# Exchange rate for 2015 tax declaration



## Alcalaina (Aug 6, 2010)

Does anyone know the official rate of exchange between GBP and euro (as at 31 Dec 2015) for doing this year's IRPF exercise? All my income is in sterling...


----------



## AllHeart (Nov 22, 2013)

Here it is:

https://www.boe.es/boe/dias/2016/01/05/pdfs/BOE-A-2016-114.pdf


----------



## CapnBilly (Jun 7, 2011)

Personally I don't use the end of year rate, I use an average rate for the year. However, if you want to use the rate for the 31st December 2015 it's this one, not the one that was posted.

http://www.boe.es/boe/dias/2016/01/05/pdfs/BOE-A-2016-113.pdf


----------



## The Skipper (Nov 26, 2014)

Alcalaina said:


> Does anyone know the official rate of exchange between GBP and euro (as at 31 Dec 2015) for doing this year's IRPF exercise? All my income is in sterling...
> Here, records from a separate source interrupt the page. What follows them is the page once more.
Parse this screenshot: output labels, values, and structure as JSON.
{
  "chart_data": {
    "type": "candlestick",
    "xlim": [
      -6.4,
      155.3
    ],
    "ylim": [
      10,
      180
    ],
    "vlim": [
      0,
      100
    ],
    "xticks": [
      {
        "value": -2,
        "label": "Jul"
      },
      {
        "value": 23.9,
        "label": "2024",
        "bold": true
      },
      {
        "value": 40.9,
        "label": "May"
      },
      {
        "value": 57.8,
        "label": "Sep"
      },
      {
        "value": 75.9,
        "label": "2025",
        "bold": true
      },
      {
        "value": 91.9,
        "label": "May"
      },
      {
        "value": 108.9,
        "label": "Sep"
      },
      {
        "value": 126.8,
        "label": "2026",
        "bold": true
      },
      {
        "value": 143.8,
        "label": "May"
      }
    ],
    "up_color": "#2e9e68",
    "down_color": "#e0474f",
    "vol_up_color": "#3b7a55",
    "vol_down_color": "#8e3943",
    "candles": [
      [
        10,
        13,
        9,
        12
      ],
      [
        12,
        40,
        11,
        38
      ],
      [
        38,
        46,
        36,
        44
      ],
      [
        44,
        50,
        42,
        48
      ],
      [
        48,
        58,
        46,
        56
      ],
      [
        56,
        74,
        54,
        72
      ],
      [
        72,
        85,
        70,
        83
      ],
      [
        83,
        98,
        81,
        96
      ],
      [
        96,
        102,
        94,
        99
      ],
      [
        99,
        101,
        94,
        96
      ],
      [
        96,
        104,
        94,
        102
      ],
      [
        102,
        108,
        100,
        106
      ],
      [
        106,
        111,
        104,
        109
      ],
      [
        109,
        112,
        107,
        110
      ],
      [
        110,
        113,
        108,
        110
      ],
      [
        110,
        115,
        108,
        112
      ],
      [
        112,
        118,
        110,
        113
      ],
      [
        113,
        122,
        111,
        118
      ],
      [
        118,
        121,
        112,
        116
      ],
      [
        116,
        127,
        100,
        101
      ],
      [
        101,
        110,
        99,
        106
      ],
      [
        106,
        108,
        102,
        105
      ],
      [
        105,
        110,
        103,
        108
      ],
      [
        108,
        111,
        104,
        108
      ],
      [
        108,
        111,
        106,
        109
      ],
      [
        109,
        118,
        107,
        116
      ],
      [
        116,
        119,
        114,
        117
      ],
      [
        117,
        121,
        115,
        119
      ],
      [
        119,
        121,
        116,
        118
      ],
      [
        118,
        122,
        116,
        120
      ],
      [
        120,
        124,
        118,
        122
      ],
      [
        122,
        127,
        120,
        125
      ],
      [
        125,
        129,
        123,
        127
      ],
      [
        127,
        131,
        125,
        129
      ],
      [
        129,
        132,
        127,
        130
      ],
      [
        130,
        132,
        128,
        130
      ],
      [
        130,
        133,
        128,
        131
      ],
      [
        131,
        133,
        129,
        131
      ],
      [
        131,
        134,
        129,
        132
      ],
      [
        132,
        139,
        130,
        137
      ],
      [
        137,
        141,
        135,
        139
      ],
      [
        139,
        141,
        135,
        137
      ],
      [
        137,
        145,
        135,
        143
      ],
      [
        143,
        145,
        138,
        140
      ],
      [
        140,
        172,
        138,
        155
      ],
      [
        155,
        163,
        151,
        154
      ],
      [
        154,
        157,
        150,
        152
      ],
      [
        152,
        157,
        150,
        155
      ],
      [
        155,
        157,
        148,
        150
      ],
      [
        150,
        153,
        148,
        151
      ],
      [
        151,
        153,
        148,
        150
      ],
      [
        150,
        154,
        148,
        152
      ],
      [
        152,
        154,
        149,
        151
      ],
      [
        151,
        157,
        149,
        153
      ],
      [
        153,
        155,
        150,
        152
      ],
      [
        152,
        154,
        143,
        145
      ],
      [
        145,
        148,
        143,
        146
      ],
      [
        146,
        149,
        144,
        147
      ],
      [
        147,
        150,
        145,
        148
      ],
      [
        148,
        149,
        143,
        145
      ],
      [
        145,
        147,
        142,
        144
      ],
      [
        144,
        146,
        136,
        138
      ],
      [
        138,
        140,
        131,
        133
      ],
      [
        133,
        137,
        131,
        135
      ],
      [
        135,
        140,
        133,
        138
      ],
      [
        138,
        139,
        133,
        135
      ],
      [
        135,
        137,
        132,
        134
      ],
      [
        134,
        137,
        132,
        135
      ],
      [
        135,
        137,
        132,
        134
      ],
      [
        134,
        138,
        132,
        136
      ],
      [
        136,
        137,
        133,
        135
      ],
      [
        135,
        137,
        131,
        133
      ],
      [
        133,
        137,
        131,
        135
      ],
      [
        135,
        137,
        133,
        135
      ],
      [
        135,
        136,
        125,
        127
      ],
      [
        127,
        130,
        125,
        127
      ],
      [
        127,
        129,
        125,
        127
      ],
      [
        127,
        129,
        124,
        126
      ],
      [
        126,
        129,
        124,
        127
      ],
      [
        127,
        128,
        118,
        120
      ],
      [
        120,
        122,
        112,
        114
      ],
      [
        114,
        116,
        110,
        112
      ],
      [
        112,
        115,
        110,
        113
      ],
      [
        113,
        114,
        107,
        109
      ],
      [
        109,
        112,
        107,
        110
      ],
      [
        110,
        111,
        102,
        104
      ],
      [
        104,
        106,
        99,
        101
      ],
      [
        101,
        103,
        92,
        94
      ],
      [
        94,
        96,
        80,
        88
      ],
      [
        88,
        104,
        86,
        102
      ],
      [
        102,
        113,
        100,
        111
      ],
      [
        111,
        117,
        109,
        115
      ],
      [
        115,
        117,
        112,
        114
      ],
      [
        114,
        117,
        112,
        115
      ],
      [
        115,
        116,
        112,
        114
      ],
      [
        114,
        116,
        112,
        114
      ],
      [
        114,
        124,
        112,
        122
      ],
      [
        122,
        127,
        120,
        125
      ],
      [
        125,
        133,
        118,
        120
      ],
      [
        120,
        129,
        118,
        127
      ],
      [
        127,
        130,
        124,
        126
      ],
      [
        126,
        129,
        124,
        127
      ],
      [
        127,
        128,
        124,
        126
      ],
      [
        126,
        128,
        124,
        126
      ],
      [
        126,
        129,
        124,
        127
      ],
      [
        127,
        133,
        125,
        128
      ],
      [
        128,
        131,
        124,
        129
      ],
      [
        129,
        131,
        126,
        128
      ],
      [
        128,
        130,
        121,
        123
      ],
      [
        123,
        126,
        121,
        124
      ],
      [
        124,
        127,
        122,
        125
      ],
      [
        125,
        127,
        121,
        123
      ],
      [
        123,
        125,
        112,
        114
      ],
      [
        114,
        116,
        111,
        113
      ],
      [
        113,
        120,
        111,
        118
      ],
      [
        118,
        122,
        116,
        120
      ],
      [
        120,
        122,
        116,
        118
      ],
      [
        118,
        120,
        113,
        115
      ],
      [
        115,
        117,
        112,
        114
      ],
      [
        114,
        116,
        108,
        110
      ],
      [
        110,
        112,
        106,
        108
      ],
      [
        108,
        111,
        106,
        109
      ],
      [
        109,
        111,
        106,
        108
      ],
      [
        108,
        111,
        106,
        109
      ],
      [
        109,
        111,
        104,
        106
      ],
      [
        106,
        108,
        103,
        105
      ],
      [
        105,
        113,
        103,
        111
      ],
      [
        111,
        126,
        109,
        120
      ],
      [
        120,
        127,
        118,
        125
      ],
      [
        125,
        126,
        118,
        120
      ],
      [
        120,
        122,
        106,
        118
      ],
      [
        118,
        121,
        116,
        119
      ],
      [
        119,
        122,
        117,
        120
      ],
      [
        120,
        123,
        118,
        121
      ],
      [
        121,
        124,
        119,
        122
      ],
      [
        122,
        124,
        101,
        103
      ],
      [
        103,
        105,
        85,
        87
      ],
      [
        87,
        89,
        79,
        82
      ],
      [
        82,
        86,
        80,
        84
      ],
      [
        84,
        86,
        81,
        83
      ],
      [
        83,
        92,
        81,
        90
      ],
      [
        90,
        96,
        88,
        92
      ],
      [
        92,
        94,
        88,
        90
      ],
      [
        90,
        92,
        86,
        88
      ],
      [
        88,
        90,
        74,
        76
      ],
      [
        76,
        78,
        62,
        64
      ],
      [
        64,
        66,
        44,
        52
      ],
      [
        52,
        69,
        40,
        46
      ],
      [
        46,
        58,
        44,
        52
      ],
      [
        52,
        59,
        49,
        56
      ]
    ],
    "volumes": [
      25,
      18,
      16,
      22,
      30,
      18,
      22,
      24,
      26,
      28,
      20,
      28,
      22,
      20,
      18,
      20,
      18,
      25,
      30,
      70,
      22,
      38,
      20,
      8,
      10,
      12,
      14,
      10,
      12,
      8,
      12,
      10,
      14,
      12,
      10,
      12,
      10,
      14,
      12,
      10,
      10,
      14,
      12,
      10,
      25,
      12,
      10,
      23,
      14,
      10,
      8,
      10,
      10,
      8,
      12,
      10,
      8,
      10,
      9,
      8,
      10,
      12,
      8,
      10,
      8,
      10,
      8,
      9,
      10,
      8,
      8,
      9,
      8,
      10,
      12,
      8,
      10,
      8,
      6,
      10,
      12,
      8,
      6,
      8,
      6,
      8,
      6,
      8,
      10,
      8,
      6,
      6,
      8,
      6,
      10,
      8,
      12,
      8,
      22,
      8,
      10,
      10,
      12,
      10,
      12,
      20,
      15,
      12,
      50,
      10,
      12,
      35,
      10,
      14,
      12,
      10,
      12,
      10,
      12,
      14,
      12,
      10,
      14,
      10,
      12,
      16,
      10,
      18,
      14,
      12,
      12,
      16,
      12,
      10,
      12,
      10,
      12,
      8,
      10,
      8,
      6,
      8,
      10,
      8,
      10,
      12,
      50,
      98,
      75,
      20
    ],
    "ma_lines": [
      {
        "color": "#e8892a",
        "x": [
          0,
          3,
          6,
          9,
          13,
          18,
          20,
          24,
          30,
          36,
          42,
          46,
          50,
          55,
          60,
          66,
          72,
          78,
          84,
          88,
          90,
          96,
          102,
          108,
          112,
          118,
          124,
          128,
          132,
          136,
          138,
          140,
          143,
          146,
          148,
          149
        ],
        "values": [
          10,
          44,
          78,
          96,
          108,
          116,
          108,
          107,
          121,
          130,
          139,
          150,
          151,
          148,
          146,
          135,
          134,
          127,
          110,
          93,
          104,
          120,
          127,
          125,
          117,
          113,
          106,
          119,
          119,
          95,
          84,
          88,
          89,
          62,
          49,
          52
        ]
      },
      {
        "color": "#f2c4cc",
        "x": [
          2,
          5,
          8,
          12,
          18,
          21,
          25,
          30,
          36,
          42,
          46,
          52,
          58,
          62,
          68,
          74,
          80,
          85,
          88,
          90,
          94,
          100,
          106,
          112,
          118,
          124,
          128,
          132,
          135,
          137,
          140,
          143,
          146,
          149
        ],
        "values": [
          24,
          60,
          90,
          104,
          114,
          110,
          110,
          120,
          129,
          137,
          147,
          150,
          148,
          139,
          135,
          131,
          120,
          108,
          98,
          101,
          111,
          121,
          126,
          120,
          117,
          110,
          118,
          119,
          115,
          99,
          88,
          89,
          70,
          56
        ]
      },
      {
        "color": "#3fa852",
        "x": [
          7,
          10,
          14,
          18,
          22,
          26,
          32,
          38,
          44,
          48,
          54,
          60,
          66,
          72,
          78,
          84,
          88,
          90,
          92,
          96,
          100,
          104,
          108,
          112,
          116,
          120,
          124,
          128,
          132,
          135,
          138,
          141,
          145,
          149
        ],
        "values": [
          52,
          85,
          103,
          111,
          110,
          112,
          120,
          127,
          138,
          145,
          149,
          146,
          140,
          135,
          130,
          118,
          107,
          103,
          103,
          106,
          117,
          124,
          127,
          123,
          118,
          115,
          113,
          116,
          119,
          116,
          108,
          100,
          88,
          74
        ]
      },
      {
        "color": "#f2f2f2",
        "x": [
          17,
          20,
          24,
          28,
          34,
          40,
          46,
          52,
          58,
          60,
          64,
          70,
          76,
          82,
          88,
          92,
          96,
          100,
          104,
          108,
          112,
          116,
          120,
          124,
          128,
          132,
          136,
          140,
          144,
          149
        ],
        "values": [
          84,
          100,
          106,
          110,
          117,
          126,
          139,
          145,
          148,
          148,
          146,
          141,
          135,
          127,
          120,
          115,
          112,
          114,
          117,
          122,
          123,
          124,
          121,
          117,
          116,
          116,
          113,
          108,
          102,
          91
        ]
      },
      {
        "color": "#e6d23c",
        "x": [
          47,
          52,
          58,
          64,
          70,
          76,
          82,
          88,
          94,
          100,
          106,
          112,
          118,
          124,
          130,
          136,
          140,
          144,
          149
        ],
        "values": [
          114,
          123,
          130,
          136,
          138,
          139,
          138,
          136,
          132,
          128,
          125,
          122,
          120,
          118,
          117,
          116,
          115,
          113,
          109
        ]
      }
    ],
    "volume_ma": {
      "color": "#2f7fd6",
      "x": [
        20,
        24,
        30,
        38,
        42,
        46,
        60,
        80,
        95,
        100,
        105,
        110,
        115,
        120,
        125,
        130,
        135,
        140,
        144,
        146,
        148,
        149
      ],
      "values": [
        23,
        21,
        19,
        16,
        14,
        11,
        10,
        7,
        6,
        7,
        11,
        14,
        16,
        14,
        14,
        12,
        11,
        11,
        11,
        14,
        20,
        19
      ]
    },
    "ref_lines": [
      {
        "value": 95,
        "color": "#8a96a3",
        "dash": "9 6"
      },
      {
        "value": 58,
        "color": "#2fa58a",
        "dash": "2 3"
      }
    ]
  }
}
All of my income is also in Sterling. This is a quote from my accountant received by email yesterday with a copy of my 2015 tax return: "The main reason for the higher Tax bill is the exchange rate which the average for 2015 was 1,34950."


----------



## AllHeart (Nov 22, 2013)

Thanks for posting the correct one, and I'm sorry for posting the wrong one. I have to correct that in another thread.


----------



## Campesina (Dec 17, 2011)

For IRPF you have to use the average rate for 2015 which is €1,3777 = £1 or £0.72584 = €1

You can find the average rate for 2015 plus historical average rates here:

ECB reference exchange rate, UK pound sterling/Euro

The rate on 31st December is the one used for the 720 declaration only.


----------



## CapnBilly (Jun 7, 2011)

€1.3777 is the rate I advise people to use.


----------



## Alcalaina (Aug 6, 2010)

Thanks all. I like 1,349 better than 1,377... I´ll get the gestor to check it when he goes to the AT for me.


----------



## CapnBilly (Jun 7, 2011)

You can use any rate you like because it's a self assessment, but if you get checked then you may or may not have to justify why you used the rate you did. So, an example may be that this was the rate of exchange on the day you received the funds (or an average of rates you received when you exchanged the funds).


----------



## Alcalaina (Aug 6, 2010)

CapnBilly said:


> You can use any rate you like because it's a self assessment, but if you get checked then you may or may not have to justify why you used the rate you did. So, an example may be that this was the rate of exchange on the day you received the funds (or an average of rates you received when you exchanged the funds).


OK, I understand now, thanks.


----------